Praca w Biedronce - O wrocławskich Biedronkach - cytaty

ViktoriaNemesis - 2010-06-12, 07:36
Temat postu: O wrocławskich Biedronkach - cytaty
"Obserwując dziś środowiska studenckie ma się wrażenie, że to półgłówki. Ich umysł jest ograniczony. W 50% to wina złej edukacji a reszta złe wychowanie, brak ograniczeń, pijaństwo, narkomania, popularne kurestwo. Takie „rób ta, co chce ta”. Pracując w markecie nieopodal akademików można zaobserwować kulturę studenckiej hołoty. Kiedy ta kupa bezmózgich fabryk odchodów wpada do dyskontu to tak jakby tornado przeszło przez sklep.

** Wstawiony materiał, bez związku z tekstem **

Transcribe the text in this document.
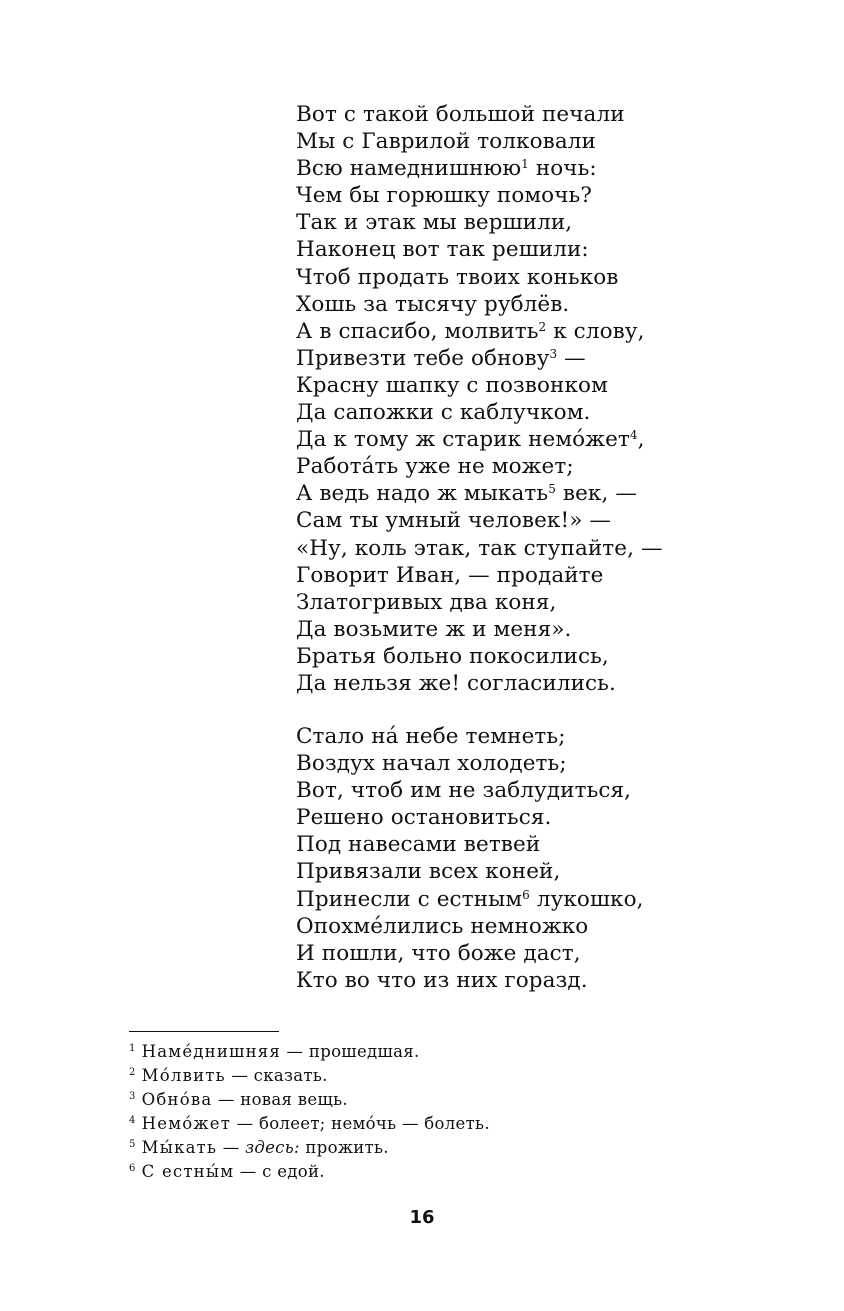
Вот с такой большой печали
Мы с Гаврилой толковали
Всю намеднишнюю$^1$ ночь:
Чем бы горюшку помочь?
Так и этак мы вершили,
Наконец вот так решили:
Чтоб продать твоих коньков
Хошь за тысячу рублёв.
А в спасибо, молвить$^2$ к слову,
Привезти тебе обнову$^3$ —
Красну шапку с позвонком
Да сапожки с каблучком.
Да к тому ж старик немо́жет$^4$,
Работа́ть уже не может;
А ведь надо ж мыкать$^5$ век, —
Сам ты умный человек!» —
«Ну, коль этак, так ступайте, —
Говорит Иван, — продайте
Златогривых два коня,
Да возьмите ж и меня».
Братья больно покосились,
Да нельзя же! согласились.
Стало на́ небе темнеть;
Воздух начал холодеть;
Вот, чтоб им не заблудиться,
Решено остановиться.
Под навесами ветвей
Привязали всех коней,
Принесли с естным$^6$ лукошко,
Опохме́лились немножко
И пошли, что боже даст,
Кто во что из них горазд.
$^1$ Наме́днишняя — прошедшая.
$^2$ Мо́лвить — сказать.
$^3$ Обно́ва — новая вещь.
$^4$ Немо́жет — болеет; немо́чь — болеть.
$^5$ Мы́кать — здесь: прожить.
$^6$ С естны́м — с едой.
16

Kierownictwo i ochrona hipermarketów mają dość pracy. Stwierdzają, że: „Studenciaki to złodzieje, szkodniki, bezmózgowcy i bydło, które nie wie, czym jest dyskont.” - Za ład i porządek w marketach samoobsługowych odpowiadają zarówno pracownicy sklepu jak i Klienci. – Wchodząc do marketu typu Tesco, Carrefour, Biedronka itp. znajdujących się w zasięgu studentów to odechciewa się robienia zakupów. Za przykład może nam posłużyć wrocławska Biedronka nieopodal Uniwersytetu Przyrodniczego. O której by człowiek nie wszedł to zawsze trafia na tłumy studentów i totalny bałagan powodowany przez tą hołotę. Nie dziwię się zdenerwowanym kasjerom czy ochronie, że przeklinają studentów. Mają w pełni rację. Przeprowadzając kontrolę miało się wrażenie, że klientami są upośledzeni umysłowo ludzie. Cwaniakujący studenci ze słuchawkami w uszach nie reagują na to, co się do nich mówi. Szwendają się jak przysłowiowy „smród po gaciach”. Wyżerają towar jak świnie. Czują się jak by dyskont należał tylko do nich. Aroganckie i bezczelne zachowanie to atrybuty studentów z wrocławskich uczelni. Najczęściej oblegane jest stoisko alkoholowe. Samo się nasuwa, że miast zdobywać wiedzę to całymi dniami chleją. Podobne precedensy są wśród profesorów. No cóż, jaki mistrz taki i uczeń. Gdyby było inaczej to większość tej złodziejskiej hołoty nie było by w stanie zdać. Prócz tego „studenciaki” to analfabeci. Nie umieją czytać napisów zamieszczanych w różnych punktach sklepu, albo nie stosują się do nich. Przechodzą w miejscach niedozwolonych. Nie dociera do nich, że dyskont, jeśli zamyka się o 21 lub 22 to znaczy, iż do tego czasu Klient ma opuścić sklep. Poważnym błędem hipermarketów jest brak systemu blokowania kas w godzinie zamknięcia. W naszym kraju było by to najlepszym rozwiązaniem. W bardziej cywilizowanych krajach takich zabiegów nie potrzeba, ponieważ społeczeństwo rozumie i docenia pracę Pracowników marketów. Nasz kraj jednak jest zamieszkały przez „półgłówków i bydło”, dlatego należy tresować klientele."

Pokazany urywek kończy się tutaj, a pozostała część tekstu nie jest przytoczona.